The selection is obviously a big factor in convincing users to join. Initial kerfuffle aside, Taylor Swift’s catalog is on Apple Music and not on Spotify and Tidal has attempted to leverage its all-star owners and their friends to create similarly unique offers to subscribers. Most recently, it announced it will stream Prince’s new album Hitnrun on September 7, a notable coup for the service.
The human touch is another of Apple Music’s selling points with the simple message that humans pick better tunes than algorithms. “Algorithms are great but they’re very limited in what they can do as far as playing songs and playing a mood,” Jimmy Iovine told Wired not too long ago.
The Beats1 radio station with DJs like Zane Lowe adds to that human feel too. It’s become something of homage to the old style of tastemakers rather an algorithm pointing out that you like this song so maybe listen to this similar one.
While users can access a song anytime they want on the regular service, the success of Beats1, thus far, has shown people have an appetite for something a little traditional at the same time.
It hasn’t been an entirely smooth ride though for Beats1, with some users reporting downtime on the station and glitches where songs repeated.
Keeping things simple
Apple Music’s app meanwhile has been praised for its simplistic design and ease of use on top of the curated playlists.

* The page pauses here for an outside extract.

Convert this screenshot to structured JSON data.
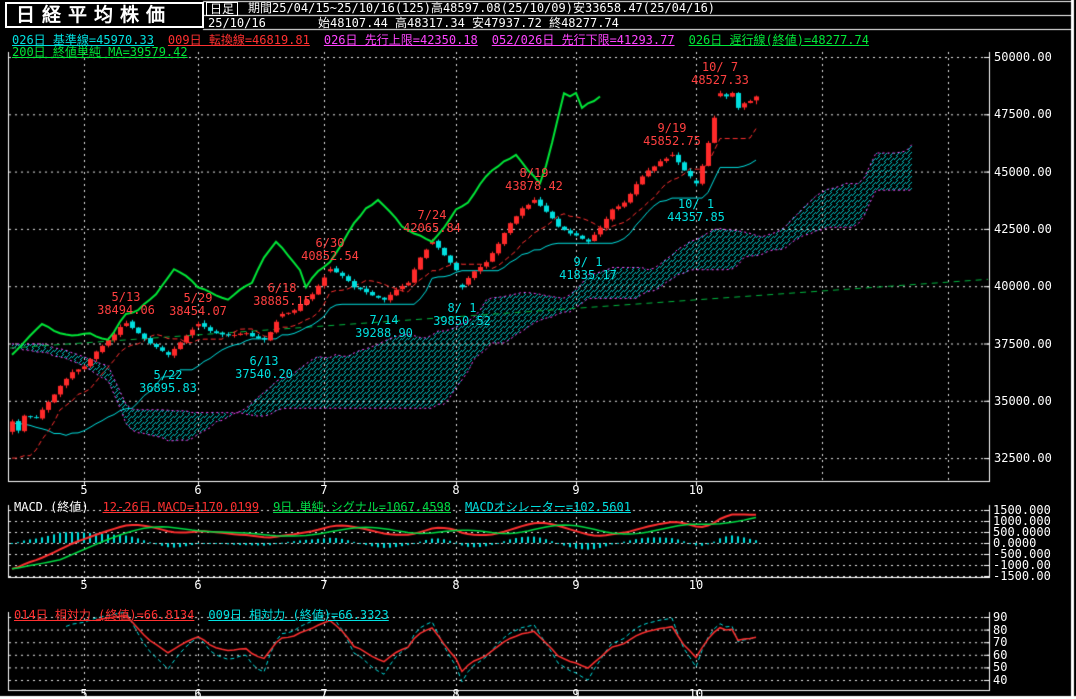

“Visually, I prefer it to Spotify. It just makes me want to click on the albums and I love the ‘For You’ section as it personalizes the service to my choices,” says Nicole, one Apple Music newcomer. “I also really like the Apple Editors Playlists as it enforces that Apple Music has experts available to share their thoughts around what’s exciting in music.” She says she’ll be opening her wallet for the service once the trial is up.
“I think the main appeal for me over Spotify is that it feels easier to use—no extra apps to install and maintain, for example,” says Rob, another Apple Music user.
Apple has a major advantage getting people to sample Apple Music—it comes pre-installed on iPhones. It helps that it’s one of the most popular smartphones in the world, so enticing users to at least give Apple Music a try is that bit easier. Oftentimes pre-installed software, or bloatware, is the subject of criticism but Apple has completely turned this in its favor.
A three month free is a very attractive offer too but will the slew of users that have been early adopters of Apple Music stick around when it comes time to open up their wallet?
We likely won’t get a clear idea of that or any kinds of hard numbers until the next quarterly earnings call. However unlike its massive sales of iPhones, getting people to pay for a software subscription is different to paying up for a piece of hardware and Apple will want to ensure Apple Music is its centerpiece for its software offerings.
Tidal on the other hand has been struggling to stay in the conversation. The high profile streaming service had a huge launch with buyer Jay Z bringing in a marching band of celebrity co-owners to back Tidal. Unfortunately the launch didn’t endear it to fans, damned by one media commentator as “tone deaf”.
The service’s cool factor didn’t last as long as it had hoped and Apple Music has managed to match it. Drake even jumped over to Cupertino.
Hard numbers for Tidal are difficult to come by too. In April, Jay Z said Tidal was “doing just fine” with 770,000 subscribers but it’s been an uphill battle since then. One of Tidal’ top executives Zena Burns recently departed from the company after just two months in the role.
There’s also been little said of the company’s partnership with Ticketmaster earlier in the summer, where subscribers could buy concert tickets through Tidal, and whether or not it’s seen much uptake from users.
Tidal pushes its high quality, high fidelity music streaming, which is one of its key selling points and one of the service’s defining features. Unfortunately, in the grand scheme of things, this remains a niche feature for users when it’s compared to Spotify and Apple Music or even other services like Deezer.
We’ll have to wait to see if Tidal can turn the ship around, but as of now they seem to have been pushed toward the back of the fleet.